By Denise Yearian
There are many reasons why people consider adoption. For some, it’s a result of unsuccessful fertility efforts. For others, it’s a desire to enlarge their family and make life better for a child. But for all, it’s a way to bring people of diverse culture, race and heritage into the bonds of a loving family.
Tony and Nancy Rivera is one couple whose reason for adopting was to enlarge their family. “When our son Tony was eight, we went through the state foster-adopt program to find a playmate for him,” says Nancy. “We told them we wanted a child near our son’s age, but when they contacted us, it was for a two-month-old boy named Alex.” At first the Riveras declined the agency’s request, but when subsequent phone calls came in, Tony and Nancy reevaluated their decision.
But the Riveras got more than they planned for. “Two months later, the agency called again. This time they said Alex had a two-year-old brother named Alfonzo who was in foster care and asked if we wanted to adopt him. So we did,” says Nancy. “Then a year later, we found out the boys had two sisters, Candice and Anastasia, so we decided to adopt them to keep the family together.”

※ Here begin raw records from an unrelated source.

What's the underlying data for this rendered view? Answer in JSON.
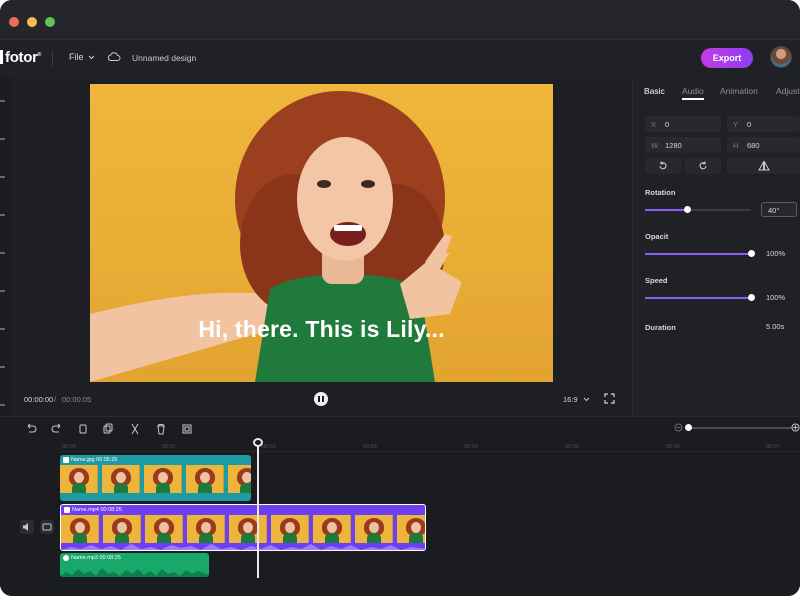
{
  "window": {
    "traffic_lights": [
      "close",
      "minimize",
      "maximize"
    ]
  },
  "toolbar": {
    "logo_text": "fotor",
    "logo_mark": "®",
    "file_menu": "File",
    "design_name": "Unnamed design",
    "export_label": "Export",
    "icons": [
      "chevron-down-icon",
      "cloud-icon"
    ]
  },
  "canvas": {
    "caption": "Hi, there. This is Lily...",
    "time_current": "00:00:00",
    "time_separator": "/",
    "time_total": "00:00:05",
    "aspect_ratio": "16:9",
    "background_color": "#f0b63c"
  },
  "panel": {
    "tabs": [
      "Basic",
      "Audio",
      "Animation",
      "Adjust"
    ],
    "active_tab": "Basic",
    "x_label": "X",
    "x_value": "0",
    "y_label": "Y",
    "y_value": "0",
    "w_label": "W",
    "w_value": "1280",
    "h_label": "H",
    "h_value": "680",
    "rotation_label": "Rotation",
    "rotation_value": "40°",
    "rotation_level": 0.4,
    "opacity_label": "Opacit",
    "opacity_value": "100%",
    "opacity_level": 1.0,
    "speed_label": "Speed",
    "speed_value": "100%",
    "speed_level": 1.0,
    "duration_label": "Duration",
    "duration_value": "5.00s",
    "accent_color": "#8b5cf6"
  },
  "timeline": {
    "ruler": [
      "00:00",
      "00:01",
      "00:02",
      "00:03",
      "00:04",
      "00:05",
      "00:06",
      "00:07"
    ],
    "image_clip": {
      "name": "Name.jpg",
      "duration": "00:05:25",
      "color": "#1d9aa3"
    },
    "video_clip": {
      "name": "Name.mp4",
      "duration": "00:08:25",
      "color": "#6e3ff0"
    },
    "audio_clip": {
      "name": "Name.mp3",
      "duration": "00:08:25",
      "color": "#17a86a"
    }
  }
}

John and Jo-El Azato took a different adoption route and went through a private agency to find an international child. “We had seen an ad in the newspaper about a seminar on domestic and international adoptions, so we went,” recalls Jo-El. “We knew we wanted an international child. And after doing research, we decided to go with a child from China.”
During the fourteen months the Azatos waited for their daughter Nina, they busied themselves with preparations. “We had a baby shower and prepared her room,” says Jo-El. “We also read a lot about parenting and asked friends, who had kids, a lot of questions.”
Waiting, says experts, can be the hardest part of the adoption process, whether it’s waiting for the paperwork to go through or waiting to receive the referral. But while families are on hold, there are things they can do.
“When I talk with couples, I tell them to use the time productively,” says Sam Wojnilower, LCSW, with a local private adoption agency. “Read about adopting and raising children, attend workshops, find a pediatrician, that kind of thing, so they’re already being active parents.”
Although the Riveras didn’t need a primer on child-rearing, they did have to learn how to help their adopted children adjust a new environment. “I think it was harder on the Candice and Anastasia because they were older than the boys,” says Nancy. “I had to tell the girls they weren’t going to see their biological parents anymore. I’m not sure Candice totally understood, but Anastasia took it very hard. I spent a lot of time with her letting her know she could come and talk with me. I told her it was okay to talk about her mom and dad and I would listen. I tried very hard to build a relationship and establish her trust.”
This is exactly what adoption consultant Mary Lou Edgar suggests. “One of the best ways to help newly adopted children adjust in their environment is to close in and establish those family relationships.”
Although Nina was only 10 months old when the Azatos adopted her, she too, had an adjustment to make. “I think the hardest part of the adoption process was that we didn’t bond right away,” recalls Jo-El. “When we first got Nina, she was well aware we weren’t her regular caretaker and the hotel we were staying in was not the orphanage. She also cried a lot.”
But three days into the adoption, things changed. “We were still at the hotel and Nina had fallen asleep on the bed. When she woke up, she rolled over and I caught her before she fell off the side. She laughed; she thought it was a game. From that point on it was different. I knew we had bonded.”
Perhaps the one who had the biggest adjustment was young Tony, who went from being an only child to sharing his parents with four other children. “Tony did okay when we got boys, but when Candice and Anastasia came, we had to have a talk,” Nancy remembers.
The Riveras didn’t know for certain the girls were coming until that morning, and Tony had already left for school. “When he got home, the girls were there, so I pulled him aside and explained why we wanted to keep them all together,” says Nancy. “It was hard but I think he understood. It’s funny, though, the last thing he said to me was, ‘Mom, I’ll let them come in, just don’t paint the house pink!’”
Denise Yearian is the former editor of two parenting magazines and the mother of three children.